Document Type : Original Article
School of Health and Health Related Research, University of Sheffield, Sheffield, UK
Academic Unit of Primary Medical Care, University of Sheffield, Sheffield, UK
The Department of Community Medicine, University of Jos, Jos, Nigeria
Health workers are central to health policy-making. Given health systems’ complex, dynamic and political nature, various forms of ‘hidden power’ are at play as health workers navigate health systems. This study aims to explore the dynamics of power and its sources, and how this shapes policy-making and implementation within the Nigerian health systems context.
The case study was the Global Fund grant in Nigeria, and results are based on an in-depth qualitative study involving 34 semi-structured key informant interviews (KIIs), board-meeting observations, and documentary analysis conducted in 2014 and 2016. Participants held mid to senior-level positions (eg, Director, Programme Manager) within organisations involved with Global Fund activities, particularly proposal development and implementation. Data were analysed using thematic analysis in order to gain insight into the power dynamics of health professionals in policy processes.

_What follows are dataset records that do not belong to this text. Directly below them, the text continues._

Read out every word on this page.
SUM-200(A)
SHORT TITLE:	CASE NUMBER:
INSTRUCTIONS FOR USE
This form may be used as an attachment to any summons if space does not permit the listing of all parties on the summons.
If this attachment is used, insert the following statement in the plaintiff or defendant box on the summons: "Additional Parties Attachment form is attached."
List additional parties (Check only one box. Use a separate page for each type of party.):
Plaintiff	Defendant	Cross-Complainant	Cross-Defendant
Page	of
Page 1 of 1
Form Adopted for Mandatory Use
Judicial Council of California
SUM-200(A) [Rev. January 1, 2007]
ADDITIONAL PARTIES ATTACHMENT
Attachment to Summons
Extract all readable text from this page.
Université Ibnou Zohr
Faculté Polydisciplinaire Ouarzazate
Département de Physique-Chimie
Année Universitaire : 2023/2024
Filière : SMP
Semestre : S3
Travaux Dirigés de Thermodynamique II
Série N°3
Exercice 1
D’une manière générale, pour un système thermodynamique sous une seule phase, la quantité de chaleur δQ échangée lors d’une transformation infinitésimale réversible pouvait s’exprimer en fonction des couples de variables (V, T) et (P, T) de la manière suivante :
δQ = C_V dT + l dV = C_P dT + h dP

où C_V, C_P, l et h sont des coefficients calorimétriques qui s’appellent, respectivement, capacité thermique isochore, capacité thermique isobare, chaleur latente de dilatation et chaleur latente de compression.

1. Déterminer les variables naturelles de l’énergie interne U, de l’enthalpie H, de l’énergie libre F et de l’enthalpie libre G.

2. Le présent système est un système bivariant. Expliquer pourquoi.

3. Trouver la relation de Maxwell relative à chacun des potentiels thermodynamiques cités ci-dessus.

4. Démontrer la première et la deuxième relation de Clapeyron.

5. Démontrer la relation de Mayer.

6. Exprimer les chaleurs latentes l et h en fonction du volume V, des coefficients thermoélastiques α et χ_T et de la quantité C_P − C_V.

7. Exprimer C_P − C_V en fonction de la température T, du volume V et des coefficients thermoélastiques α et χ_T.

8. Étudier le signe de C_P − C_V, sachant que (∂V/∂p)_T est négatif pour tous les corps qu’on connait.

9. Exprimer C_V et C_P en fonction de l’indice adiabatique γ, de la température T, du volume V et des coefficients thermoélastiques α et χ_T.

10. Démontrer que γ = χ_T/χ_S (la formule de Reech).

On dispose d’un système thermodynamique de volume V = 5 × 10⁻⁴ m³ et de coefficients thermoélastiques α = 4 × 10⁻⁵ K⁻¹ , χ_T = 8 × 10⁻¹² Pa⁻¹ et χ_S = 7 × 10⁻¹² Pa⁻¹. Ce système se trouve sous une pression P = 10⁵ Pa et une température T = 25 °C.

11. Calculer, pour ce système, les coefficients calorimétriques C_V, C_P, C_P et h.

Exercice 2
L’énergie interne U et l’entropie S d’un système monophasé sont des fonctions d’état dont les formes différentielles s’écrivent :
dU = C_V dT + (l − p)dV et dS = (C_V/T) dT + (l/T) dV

Medical professionals maintained dominance and professional monopoly, thereby controlling policy spaces. The structural and productive power of the biomedical discourse in policy-making encourages global actors and the local government’s preference for rapid biomedical models that focus on medications, test kits, and the supply of health services, while neglecting aspects that would help us better understand the poor uptake of these services by those in need. The voices of the repressed groups (eg, non-clinical experts, patients and community based organisations) that better understand barriers to uptake of services are relegated.
Professional monopoly theories help illustrate how medical professionals occupy and maintain an elite position in the health system of Nigeria. Structural and agential factors specific to the contexts are key in maintaining this professional monopoly while limiting the opportunities for other health occupations’ rise up the social status ladder.